The Tick is a series that understands that superheroes are a fundamentally ridiculous concept that falls apart at the slightest prodding. It thinks that this is funny. Endlessly funny. Repetitively so. Again and again. The same joke. Look how silly superheroes are. Very funny.

It isn’t funny because it fails to understand that being allowed to be ridiculous is the genre’s strongest asset. By building on a patently absurd premise, it can ask the reader to suspend disbelief about the world-building to an almost infinite degree. It lets the story focus on everything else without wasting any energy on keeping the world it inhabits consistent. Most successful superhero stories are more than aware of their own inherent ridiculousness. Some of them even exaggerate it into the sublime.

The Tick thinks that presenting common superhero concepts with a straight face is equivalent to parodying them. In the process it delivers a middling superhero series full of one-note performances. The first season was almost good with a solid core idea and a few good performances. The second season, on the other hand, doesn’t know what it wants to be when it grows up and, as a compromise, settled on not being particularly funny.

Captain Marvel

Like I said last week, I saw Captain Marvel and enjoyed it quite a bit. The short version: it’s a ‘buddy cop’ style movie that teams up an amnesiac, wise-cracking badass woman with a hard-edged, equally wise-cracking investigator and together they solve the mystery of her past and save a bunch of people in the process.

I enjoyed it even more than most critics did who for the most part seem to think of it as a middling, but well made, Marvel movie. On a rung above Thor: Dark World but not that many rungs.

Then again, I really really enjoyed The Long Kiss Goodnight. I even saw it in the cinema when it first came out. The Long Kiss Goodnight, if you don’t know it is a ‘buddy cop’ movie teaming an amnesiac, wise-cracking badass woman up with a hard-edged, equally wise-cracking investigator and together they solve the mystery of her past and save a bunch of people in the process. The badass is played by Geena Davis and, like Captain Marvel, it has Samuel L. Jackson (90s edition) as the investigator. It’s one of my favourite 90s action movies but it kind of flopped at the time so it’s nice to see the same idea improved upon and better executed this time around.

That Captain Marvel is rehashing a familiar storyline and relying on familiar tropes isn’t a flaw in my book.
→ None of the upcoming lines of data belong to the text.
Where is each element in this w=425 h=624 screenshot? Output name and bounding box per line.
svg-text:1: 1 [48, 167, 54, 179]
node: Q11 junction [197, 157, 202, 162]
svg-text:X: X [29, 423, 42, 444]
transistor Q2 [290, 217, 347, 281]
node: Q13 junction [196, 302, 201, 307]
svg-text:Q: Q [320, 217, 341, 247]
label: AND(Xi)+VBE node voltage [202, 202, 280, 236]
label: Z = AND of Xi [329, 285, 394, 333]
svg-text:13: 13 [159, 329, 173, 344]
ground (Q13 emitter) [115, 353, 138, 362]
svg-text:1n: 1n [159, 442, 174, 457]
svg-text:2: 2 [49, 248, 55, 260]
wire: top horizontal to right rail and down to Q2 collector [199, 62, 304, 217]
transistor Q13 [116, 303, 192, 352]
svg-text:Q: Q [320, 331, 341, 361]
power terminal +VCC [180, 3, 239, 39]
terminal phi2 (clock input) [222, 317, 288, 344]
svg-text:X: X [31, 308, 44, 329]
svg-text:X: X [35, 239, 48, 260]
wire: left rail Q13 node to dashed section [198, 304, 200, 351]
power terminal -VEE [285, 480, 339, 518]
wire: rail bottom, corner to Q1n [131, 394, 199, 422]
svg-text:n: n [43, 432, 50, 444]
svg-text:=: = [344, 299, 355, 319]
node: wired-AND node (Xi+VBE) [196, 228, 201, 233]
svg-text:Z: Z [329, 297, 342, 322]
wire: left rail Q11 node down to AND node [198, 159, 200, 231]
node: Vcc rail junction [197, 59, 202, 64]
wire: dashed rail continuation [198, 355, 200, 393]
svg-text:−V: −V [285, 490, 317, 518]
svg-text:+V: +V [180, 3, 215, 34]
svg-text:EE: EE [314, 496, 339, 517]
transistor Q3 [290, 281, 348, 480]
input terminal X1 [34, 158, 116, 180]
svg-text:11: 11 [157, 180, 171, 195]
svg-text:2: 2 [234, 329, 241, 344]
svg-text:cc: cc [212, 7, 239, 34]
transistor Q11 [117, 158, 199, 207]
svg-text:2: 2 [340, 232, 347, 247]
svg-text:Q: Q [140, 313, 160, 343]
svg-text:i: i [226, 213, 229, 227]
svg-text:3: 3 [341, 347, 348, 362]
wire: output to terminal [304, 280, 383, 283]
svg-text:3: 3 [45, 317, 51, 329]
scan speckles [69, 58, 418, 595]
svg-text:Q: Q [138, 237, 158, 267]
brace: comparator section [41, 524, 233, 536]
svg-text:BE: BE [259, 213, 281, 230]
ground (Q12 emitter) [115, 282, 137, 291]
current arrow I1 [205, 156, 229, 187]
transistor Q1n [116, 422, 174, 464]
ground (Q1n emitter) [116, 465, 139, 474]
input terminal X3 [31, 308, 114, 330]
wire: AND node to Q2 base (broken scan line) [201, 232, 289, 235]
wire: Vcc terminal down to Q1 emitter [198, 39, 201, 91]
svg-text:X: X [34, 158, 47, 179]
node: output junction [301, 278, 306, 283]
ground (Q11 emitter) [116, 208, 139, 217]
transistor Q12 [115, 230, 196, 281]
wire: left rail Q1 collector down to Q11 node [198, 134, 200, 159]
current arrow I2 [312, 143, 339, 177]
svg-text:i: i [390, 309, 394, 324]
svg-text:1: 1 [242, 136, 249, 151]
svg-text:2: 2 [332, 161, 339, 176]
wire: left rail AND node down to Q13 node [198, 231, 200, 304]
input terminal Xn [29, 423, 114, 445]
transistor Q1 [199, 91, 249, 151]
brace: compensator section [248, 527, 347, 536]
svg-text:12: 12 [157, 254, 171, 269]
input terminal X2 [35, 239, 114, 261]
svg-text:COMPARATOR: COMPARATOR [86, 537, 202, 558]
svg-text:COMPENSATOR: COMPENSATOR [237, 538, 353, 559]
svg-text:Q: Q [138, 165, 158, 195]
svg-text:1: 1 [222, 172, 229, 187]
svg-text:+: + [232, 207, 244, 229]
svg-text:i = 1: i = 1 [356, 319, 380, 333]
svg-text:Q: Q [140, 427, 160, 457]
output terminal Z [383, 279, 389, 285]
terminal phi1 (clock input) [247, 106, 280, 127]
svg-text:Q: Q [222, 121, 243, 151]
It’s the first superhero movie I’ve seen that does the buddy cop dynamic well, and it does it consistently through the movie. Which was aided in no small part by Samuel L. Jackson’s expertise in the buddy cop genre.

Superhero stories work infinitely better when they are coupled with a strong sense of humour. Hollywood seems to have figured this out and, unlike Amazon (see above), they realise you can’t just put superheroes on the screen and expect people to laugh at them. You have to actually be funny. Hopefully, Captain Marvel, Thor: Ragnarok, Deadpool, and Shazam are the start of a shift away from the grey seriousness that has kind of dominated superhero movies so far.

(No matter how much you like the Russo’s Marvel movies you can’t accuse them of having a strong sense of humour. They are an exciting and dramatic portrait of superheroics painted largely in grey tones and dark ink washes—a world where even the jokes feel a bit grey, sardonic, and somewhat detached. I’m glad we’re starting to see more colour seep in at the edges of the Marvel Cinematic Universe.)

Photography

Took a few photos but haven’t had a chance to process them.